More than 200 vehicles — fire trucks, police cars, ambulances, dump trucks and tow trucks — streamed into the lot and lined up in more than a dozen orderly rows.

“We knew it was going to be big, but we didn’t know it was going to be that big,” Boney said. “We were all in awe, like: ‘Oh my God. This is really happening.’”

The procession, reported by Lohud.com, had been organized as Rockland County firefighters were still grieving the loss of Lloyd, 35, an avid golfer, president of the firefighters’ softball league, a die-hard New York Mets fan and father to two boys, Logan and Darius, 4, his colleagues said.

Lloyd, who had been a Rockland County firefighter for more than 15 years, radioed a call for help from inside the Evergreen Court Home for Adults in Spring Valley, New York, before the building collapsed on Tuesday, authorities said.

“He was that guy that you could call and he would be here in a minute,” Conjura said. “He was that guy that couldn’t leave because he was afraid to miss something. He was that guy you want to have on your team. He’s going to be a big, big, tremendous loss to this department.”

Logan, who was still absorbing his father’s death, didn’t know if any fire truck was coming for his birthday, Conjura said. But as the huge procession of vehicles left the lot and headed to the boy’s street, Conjura told Logan to come outside.

It was gray and rainy, and the sound of the sirens came first.

Then the vehicles arrived, a long, snaking river of flashing red, white and blue lights through the streets of Nanuet.

The vehicles seemed to stretch for miles — fire engines from Monsey, police cars from Orangetown, ambulances from Stony Point, dump trucks from MCM Paving & Excavation from West Haverstraw — and so many more from so many places.

Logan watched as the vehicles rolled by his house for more than 40 minutes, stopping occasionally so firefighters could hand him presents.

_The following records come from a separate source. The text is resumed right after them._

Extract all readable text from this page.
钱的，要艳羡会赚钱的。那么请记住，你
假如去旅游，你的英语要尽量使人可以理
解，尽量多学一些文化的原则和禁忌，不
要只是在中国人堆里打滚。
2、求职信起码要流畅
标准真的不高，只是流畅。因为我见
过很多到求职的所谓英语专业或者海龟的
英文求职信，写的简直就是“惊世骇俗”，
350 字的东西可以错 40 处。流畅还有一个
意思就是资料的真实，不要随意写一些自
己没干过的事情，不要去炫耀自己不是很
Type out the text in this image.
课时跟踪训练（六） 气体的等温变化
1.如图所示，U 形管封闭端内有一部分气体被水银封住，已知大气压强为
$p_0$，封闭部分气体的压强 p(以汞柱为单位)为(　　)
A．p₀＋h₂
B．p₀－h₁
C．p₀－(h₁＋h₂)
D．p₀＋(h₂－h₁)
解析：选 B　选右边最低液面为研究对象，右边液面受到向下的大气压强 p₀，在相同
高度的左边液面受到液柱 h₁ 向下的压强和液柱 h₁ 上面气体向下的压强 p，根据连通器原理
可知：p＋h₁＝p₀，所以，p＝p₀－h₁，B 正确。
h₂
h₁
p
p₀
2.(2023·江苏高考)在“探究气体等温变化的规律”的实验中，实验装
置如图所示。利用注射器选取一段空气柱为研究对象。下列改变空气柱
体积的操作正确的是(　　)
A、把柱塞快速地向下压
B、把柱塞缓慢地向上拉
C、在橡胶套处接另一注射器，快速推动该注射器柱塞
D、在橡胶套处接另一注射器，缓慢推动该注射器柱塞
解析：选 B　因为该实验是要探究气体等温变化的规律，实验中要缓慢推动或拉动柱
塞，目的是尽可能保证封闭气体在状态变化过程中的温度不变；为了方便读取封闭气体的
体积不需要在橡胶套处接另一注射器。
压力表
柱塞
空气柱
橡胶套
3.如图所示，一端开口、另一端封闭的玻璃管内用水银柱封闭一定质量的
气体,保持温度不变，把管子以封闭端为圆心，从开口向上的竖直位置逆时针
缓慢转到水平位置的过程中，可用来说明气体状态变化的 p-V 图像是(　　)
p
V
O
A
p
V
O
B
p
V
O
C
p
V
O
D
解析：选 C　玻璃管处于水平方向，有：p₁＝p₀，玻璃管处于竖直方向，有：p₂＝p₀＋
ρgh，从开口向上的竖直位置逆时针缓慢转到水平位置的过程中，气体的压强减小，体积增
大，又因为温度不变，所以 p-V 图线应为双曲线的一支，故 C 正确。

“It was unbelievable,” Conjura said. “He was super excited. He was very happy.”

On a day of mourning and loss, the procession, Conjura said, was about answering a call to service.

“It just speaks about firefighters — even in their darkest moments, they shine,” he said. “They get together and make things happen. That’s what the volunteer fire service is all about: picking each other up.”